Question

Difficulty: MediumFeminist, LGBTQ+, and Minority Liberation Movements

“We, the native Americans, re-claim the land known as Alcatraz Island in the name of all American Indians by right of discovery. We feel that this so-called Alcatraz Island is more than suitable for an Indian Reservation, as determined by the white man’s own standards. By this, we mean that this place resembles most Indian reservations in that:
1. It is isolated from modern facilities, and without adequate means of transportation.
2. It has no fresh running water.
3. It has inadequate sanitation facilities.
4. There are no oil or mineral rights.
5. There is no industry and so unemployment is very great…
We will purchase said Alcatraz Island for twenty-four dollars ($24) in glass beads and red cloth, a precedent set by the white man's purchase of a similar island about 300 years ago…”
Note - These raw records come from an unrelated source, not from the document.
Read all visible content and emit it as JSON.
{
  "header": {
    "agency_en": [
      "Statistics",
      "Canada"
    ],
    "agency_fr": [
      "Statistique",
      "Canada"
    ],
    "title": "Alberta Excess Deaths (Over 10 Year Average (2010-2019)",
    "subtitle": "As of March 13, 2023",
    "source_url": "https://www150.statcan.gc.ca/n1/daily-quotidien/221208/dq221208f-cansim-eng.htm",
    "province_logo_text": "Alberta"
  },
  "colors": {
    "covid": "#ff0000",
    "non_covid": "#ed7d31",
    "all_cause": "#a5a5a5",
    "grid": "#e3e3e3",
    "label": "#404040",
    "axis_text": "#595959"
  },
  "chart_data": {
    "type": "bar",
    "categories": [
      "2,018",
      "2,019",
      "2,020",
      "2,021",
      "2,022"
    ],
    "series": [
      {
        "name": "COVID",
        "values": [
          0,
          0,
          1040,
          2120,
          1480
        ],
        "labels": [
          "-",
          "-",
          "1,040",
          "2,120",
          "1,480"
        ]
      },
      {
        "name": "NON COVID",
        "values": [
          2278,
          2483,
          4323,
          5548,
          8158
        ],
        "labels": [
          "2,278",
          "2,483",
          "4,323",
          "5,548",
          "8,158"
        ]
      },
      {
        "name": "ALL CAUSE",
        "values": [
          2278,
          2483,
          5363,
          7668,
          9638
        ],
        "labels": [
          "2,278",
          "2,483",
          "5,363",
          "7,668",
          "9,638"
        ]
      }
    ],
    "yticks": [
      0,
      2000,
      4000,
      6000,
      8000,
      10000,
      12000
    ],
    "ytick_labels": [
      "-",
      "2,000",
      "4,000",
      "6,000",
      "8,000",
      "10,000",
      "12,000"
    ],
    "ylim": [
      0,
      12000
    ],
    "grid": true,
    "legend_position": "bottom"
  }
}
— Proclamation to the Great White Father and His People, Alcatraz Island, 1969

The sentiments expressed in the excerpt were most directly a response to which of the following federal policies?

  1. A
    The passage of the Dawes Severalty Act to divide reservation lands into individual plots to secure tribal ownership
  2. B
    The application of containment doctrine strategies to prevent communist infiltration of reservation communities
  3. The termination policy aimed at ending the sovereign status of tribes and encouraging relocation to urban areasAnswer
  4. D
    A federal consensus that minority groups should focus solely on achieving legal integration rather than cultural self-determination

Answer

The termination policy aimed at ending the sovereign status of tribes and encouraging relocation to urban areas
The correct answer is correct because the occupation of Alcatraz in 1969 was a symbolic reclamation of land that protested the federal government's termination policy. This policy sought to dismantle the sovereign status of Native American tribes, liquidate reservation lands, and relocate individuals to cities to accelerate assimilation.

Step-by-Step Solution

1
Identify the historical context of the stimulus.
The stimulus is from the 1969 Alcatraz Proclamation, associated with the rising Red Power and American Indian Movement (AIM) activism of the late 1960s.
Placing the document in its correct chronological and cultural era is necessary to align it with contemporary federal policies.
2
Analyze the specific grievances and satire within the text.
The text highlights the poor conditions of reservations and mocks historical treaty negotiations to assert sovereignty and land reclamation.
Understanding the protest's target helps identify the mid-twentieth-century policies that degraded reservation life and stripped sovereignty.
3
Correlate the grievances with mid-twentieth-century federal Indian policy.
During the 1950s and 1960s, the federal policy of termination withdrew official recognition of tribes, aiming to assimilate them and eliminate reservations, which directly sparked this activist response.
This links the historical protest directly to the policy of termination.

Key Concept

The Red Power movement and actions like the occupation of Alcatraz Island grew as direct protests against the federal policy of termination, advocating instead for tribal self-determination, sovereignty, and the return of ancestral lands.